Rio mengaku bahwa Tim Manor Racing memang Tim kecil, tetapi Tim dari Inggris ini menurutnya sudah memberikan usaha yang terbaik dan patut diperhitungkan karena menggunakan performa mesin dari Mercedes. Setidaknya saya yakin Rio sudah memperhitungkan dengan masak ketika ia memilih untuk bergabung dengan Tim Manor.
Pembelajaran Berharga
Banyak hal yang bisa dipelajari dari sosok Rio. Di usianya yang baru 23 Tahun, ia sudah menorehkan banyak prestasi hingga berhasil menjadi pembalap F1. Kegigihannya dalam mengejar impian, disiplin, pantang menyerah, dan sikapnya yang kompetitif ini patut menjadi teladan untuk anak muda lainnya.
Ini juga menjadi cambukkan untuk diri saya sendiri. Rio konsisten dengan impiannya untuk menjadi pembalap F1 hingga berhasil meraihnya. Konsistensi dalam belajar ini yang harus ditiru. Prestasinya selalu meningkat, inilah yang membuat banyak orang yakin dengan kemampuannya. Tidak seperti saya yang kalau punya tujuan baru semangat dan kalau lagi malas, nilai IP ikut malas naik. Melihat Rio, saya jadi berkaca dan terpacu untuk bisa mengejar impian saya. Untuk bisa konsisten belajar dan mengasah diri karena pada akhirnya, yang menikmati hasilnya yaa saya sendiri.
Sekali lagi melihat Rio yang terekspose media karena prestasinya, saya yakin sebenarnya masih banyak prestasi anak negeri yang juga telah mengharumkan nama bangsa di kancah internasional. Hanya saja media tidak mengeksposenya ke publik. Bisa jadi karena nama F1 yang sangat prestige dan keberadaannya di sana bagaikan Indonesia berhasil masuk ke World Cup yang skalanya Internasional dan tidak semua negara bisa mengikutinya.
Kapitalisme?
Saya rasa sudah menjadi hal biasa jika ada sesi foto bersama bintang tamu dalam acara M&G dan TIDAK GRATIS. Sama halnya dengan M&G Rio Haryanto ini. Pihak sponsornya yakni Pertamina memberikan kesempatan foto bersama Rio dengan membeli produk Fastron seharga 1 juta dan hanya untuk 20 orang yang beruntung.

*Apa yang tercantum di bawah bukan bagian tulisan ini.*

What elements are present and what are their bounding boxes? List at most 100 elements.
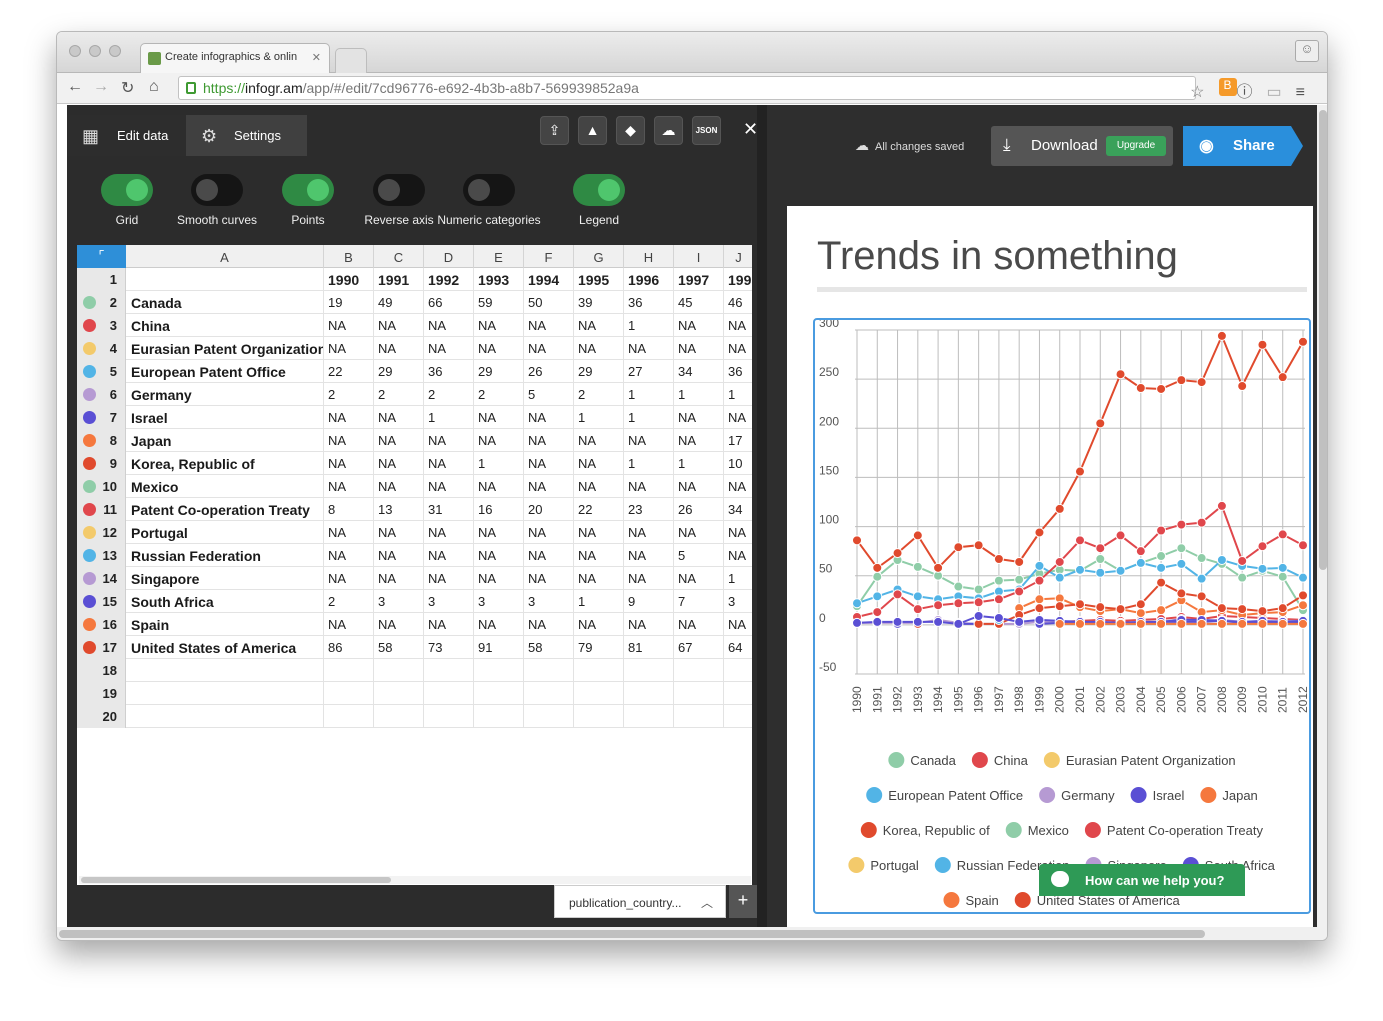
cell[interactable]: NA [474,337,524,360]
cell[interactable]: NA [374,429,424,452]
chevron-up-icon[interactable]: ︿ [701,894,713,911]
maximize-window-button[interactable] [109,45,121,57]
row-number[interactable]: 18 [77,659,126,682]
cell[interactable]: 86 [324,636,374,659]
cell[interactable]: 22 [324,360,374,383]
cell[interactable]: NA [424,521,474,544]
cell[interactable]: NA [574,475,624,498]
cell[interactable]: NA [474,475,524,498]
horizontal-scroll-thumb[interactable] [81,877,391,883]
cell[interactable]: 1 [624,452,674,475]
cell[interactable] [374,705,424,728]
toggle-reverse-axis[interactable] [373,174,425,206]
cell[interactable]: 5 [674,544,724,567]
vertical-scrollbar[interactable] [1317,105,1327,927]
cell[interactable]: NA [624,544,674,567]
cell[interactable]: 91 [474,636,524,659]
cell[interactable]: NA [474,521,524,544]
cell[interactable]: NA [424,429,474,452]
cell[interactable] [424,659,474,682]
cell[interactable]: 58 [524,636,574,659]
cloud-icon[interactable]: ☁ [654,116,683,145]
cell[interactable]: 1995 [574,268,624,291]
cell[interactable]: European Patent Office [126,360,324,383]
row-number[interactable]: 3 [77,314,126,337]
cell[interactable]: NA [374,521,424,544]
home-icon[interactable]: ⌂ [149,78,159,96]
cell[interactable]: 34 [724,498,752,521]
cell[interactable] [324,705,374,728]
download-button[interactable]: ⤓ Download Upgrade [991,126,1173,166]
vertical-scroll-thumb[interactable] [1319,110,1327,570]
cell[interactable] [674,659,724,682]
cell[interactable]: NA [324,452,374,475]
cell[interactable]: 64 [724,636,752,659]
cell[interactable]: 79 [574,636,624,659]
cell[interactable]: 8 [324,498,374,521]
cell[interactable]: 46 [724,291,752,314]
cell[interactable]: NA [474,406,524,429]
cell[interactable] [574,682,624,705]
cell[interactable]: NA [524,521,574,544]
row-number[interactable]: 7 [77,406,126,429]
cell[interactable]: China [126,314,324,337]
cell[interactable]: 2 [424,383,474,406]
cell[interactable]: 3 [524,590,574,613]
cell[interactable]: 13 [374,498,424,521]
cell[interactable]: NA [374,406,424,429]
series-color-dot[interactable] [83,434,96,447]
cell[interactable]: 31 [424,498,474,521]
column-header[interactable]: E [474,245,524,268]
cell[interactable]: 1994 [524,268,574,291]
cell[interactable] [574,705,624,728]
row-number[interactable]: 6 [77,383,126,406]
cell[interactable]: 1 [674,452,724,475]
cell[interactable] [524,682,574,705]
cell[interactable]: 81 [624,636,674,659]
cell[interactable]: 3 [374,590,424,613]
cell[interactable] [424,682,474,705]
cell[interactable]: 1 [574,590,624,613]
toggle-numeric-categories[interactable] [463,174,515,206]
cell[interactable] [324,682,374,705]
blogger-icon[interactable]: B [1218,78,1237,96]
cell[interactable] [624,705,674,728]
cell[interactable]: NA [624,521,674,544]
cell[interactable]: NA [674,314,724,337]
chart-title[interactable]: Trends in something [817,234,1178,279]
cell[interactable]: NA [424,567,474,590]
column-header[interactable]: I [674,245,724,268]
cell[interactable]: NA [724,544,752,567]
cell[interactable]: 59 [474,291,524,314]
cell[interactable]: NA [674,406,724,429]
cell[interactable]: NA [724,337,752,360]
new-tab-button[interactable] [335,48,367,73]
data-grid[interactable]: ABCDEFGHIJ ⌜ 1 1990 1991 1992 1993 1994 1995 19… [77,245,752,885]
cell[interactable]: 36 [424,360,474,383]
cell[interactable]: NA [474,613,524,636]
cell[interactable]: 19 [324,291,374,314]
cell[interactable] [724,705,752,728]
tab-settings[interactable]: ⚙ Settings [186,115,307,156]
cell[interactable]: NA [374,567,424,590]
row-number[interactable]: 1 [77,268,126,291]
column-header[interactable]: B [324,245,374,268]
cell[interactable]: 66 [424,291,474,314]
cell[interactable]: 1 [674,383,724,406]
cell[interactable] [474,682,524,705]
row-number[interactable]: 10 [77,475,126,498]
cell[interactable] [724,659,752,682]
select-all-corner[interactable]: ⌜ [77,245,126,268]
series-color-dot[interactable] [83,480,96,493]
cell[interactable]: NA [574,337,624,360]
cell[interactable]: NA [474,314,524,337]
cell[interactable]: NA [674,613,724,636]
cell[interactable]: Portugal [126,521,324,544]
share-button[interactable]: ◉ Share [1183,126,1303,166]
cell[interactable] [674,705,724,728]
cell[interactable]: 2 [324,590,374,613]
chat-button[interactable]: How can we help you? [1039,864,1245,896]
cell[interactable]: 1991 [374,268,424,291]
cell[interactable]: Russian Federation [126,544,324,567]
toggle-legend[interactable] [573,174,625,206]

Ketika seseorang memiliki uang banyak, mungkin makam malam private bersama Rio bisa terlaksana. Ada uang, ada barang. Rio bisa dibilang menjadi korban kapitalisme –entahlah saya pun tak yakin. Dimulai dari ia harus membayar uang yang tidak sedikit untuk masuk F1 dan mencari banyak sponsor untuk mendukung, hingga untuk bisa berfoto bersamanya pun pihak sponsor memanfaatkan popularitasnya juga. Untuk balik modal mungkin.
Kita tidak bisa menyalahkan siapapun di sini karena mereka sama-sama saling menguntungkan. Selama dana itu bermanfaat untuk Rio demi cita-cita negara, mungkin bukan menjadi masalah besar. Karena ketika seseorang berbisnis maka yang dicari adalah keuntungan, bukan?
Banyaknya kata mungkin yang saya gunakan tidak terlepas karena keraguan saya dengan semua ini. Bisa jadi saya salah, bisa jadi ada benarnya juga. Yang terpenting saya sebagai bangsa Indonesia sangat bangga dengan Rio dan akan terus mendukung, walau hanya dengan ucapan atau doa kepada Sang Pencipta.